Region. Der Sommer steht vor der Tür und in der Region konnte man sich bereits im Mai über die ersten richtig warmen Tage freuen. Doch wenn das Thermometer immer weiter nach oben klettert, bringt das nicht nur gute Laune, sondern auch Probleme mit sich. Immer wieder sorgen Fälle, in denen Kinder und Hunde in überhitzten Autos aufgefunden werden, für Schlagzeilen. Doch wie reagiert man in so einem Fall richtig?

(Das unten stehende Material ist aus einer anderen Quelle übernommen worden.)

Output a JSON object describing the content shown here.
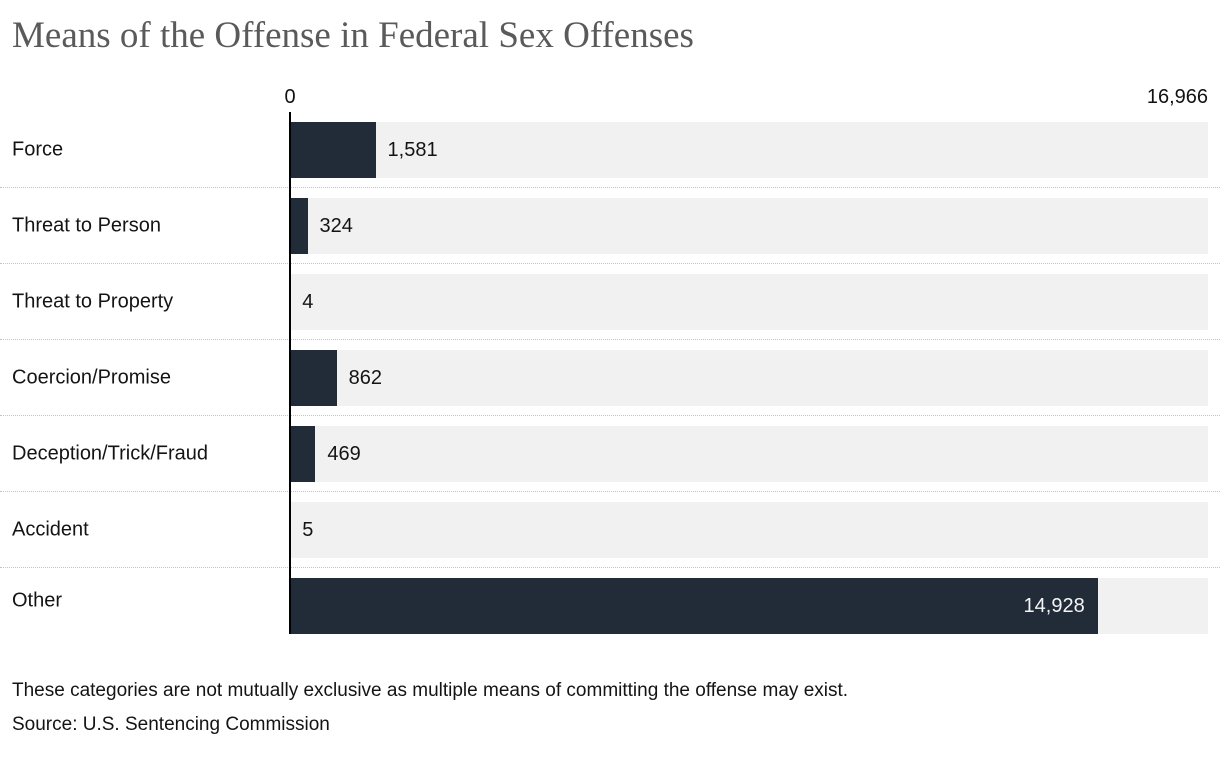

Trotz aller Warnungen kommt es leider häufiger vor, als man denkt: Das Kind ist während der Fahrt eingeschlafen, die Eltern wollen es nicht wecken und lassen es "nur kurz" während des Einkaufs im Auto. Nach einem Ausflug mit dem Hund wird ein Zwischenstopp beim Supermarkt gemacht, um später nicht noch einmal loszumüssen. Was zunächst harmlos klingt, kann im schlimmsten Fall tragische Konsequenzen haben. Selbst bei vermeintlich milden Temperaturen von 20 Grad Celsius heizt sich der Innenraum des Autos in der prallen Sonne massiv auf. Für Kinder und Tiere, die sich im Inneren befinden, kann das Lebensgefahr bedeuten.
So sollte man vorgehen
Doch wie verhalten sich Passanten richtig, die Vierbeiner oder Kinder alleine in einem verschlossenen Auto entdecken? Der Automobilclub ADAC klärt über das richtige Vorgehen auf seiner Website auf. Wie es dort heißt, sollte man zunächst an der Scheibe klopfen, um festzustellen, ob aus dem Innenraum noch eine Reaktion erfolgt. Sind Hund oder Kind aktiv und bewegen sich, könne man davon ausgehen, dass eine Klimaanlage eingeschaltet ist. Wenn dies nicht der Fall sei und das Kind apathisch wirke oder der Hund stark hechele, sollte die Polizei unter 110 oder die Feuerwehr unter 112 gerufen werden.
Scheibe einschlagen als letztes Mittel
Wenn sich die Situation verschärft, bevor die Einsatzkräfte eintreffen, bleibe meist nur die letzte Möglichkeit: sich Zugang zum Fahrzeug verschaffen. Und das gehe bei einem verschlossenen Fahrzeug nur durch das Einschlagen einer Scheibe. Da es sich rein rechtlich beim Einschlagen der Scheibe um eine Sachbeschädigung handelt, rät der ADAC allerdings dazu, sich Zeugen zu suchen. Das Einschlagen sei aber durch Paragraf 34 des Strafgesetzbuches gedeckt, da es sich um einen Notfall mit akuter Gefahr für Leib und Leben handle. Vor Haftungsansprüchen schütze der § 228 des Bürgerlichen Gesetzbuches: Die Zerstörung der Sache werde schließlich vorgenommen, um eine Gefahr abzuwenden.
Abschließend rät der ADAC dazu, sich mit Polizei oder Feuerwehr zu besprechen und den Vorgang zu filmen – so sei man für eventuelle Streitigkeiten im Anschluss gewappnet.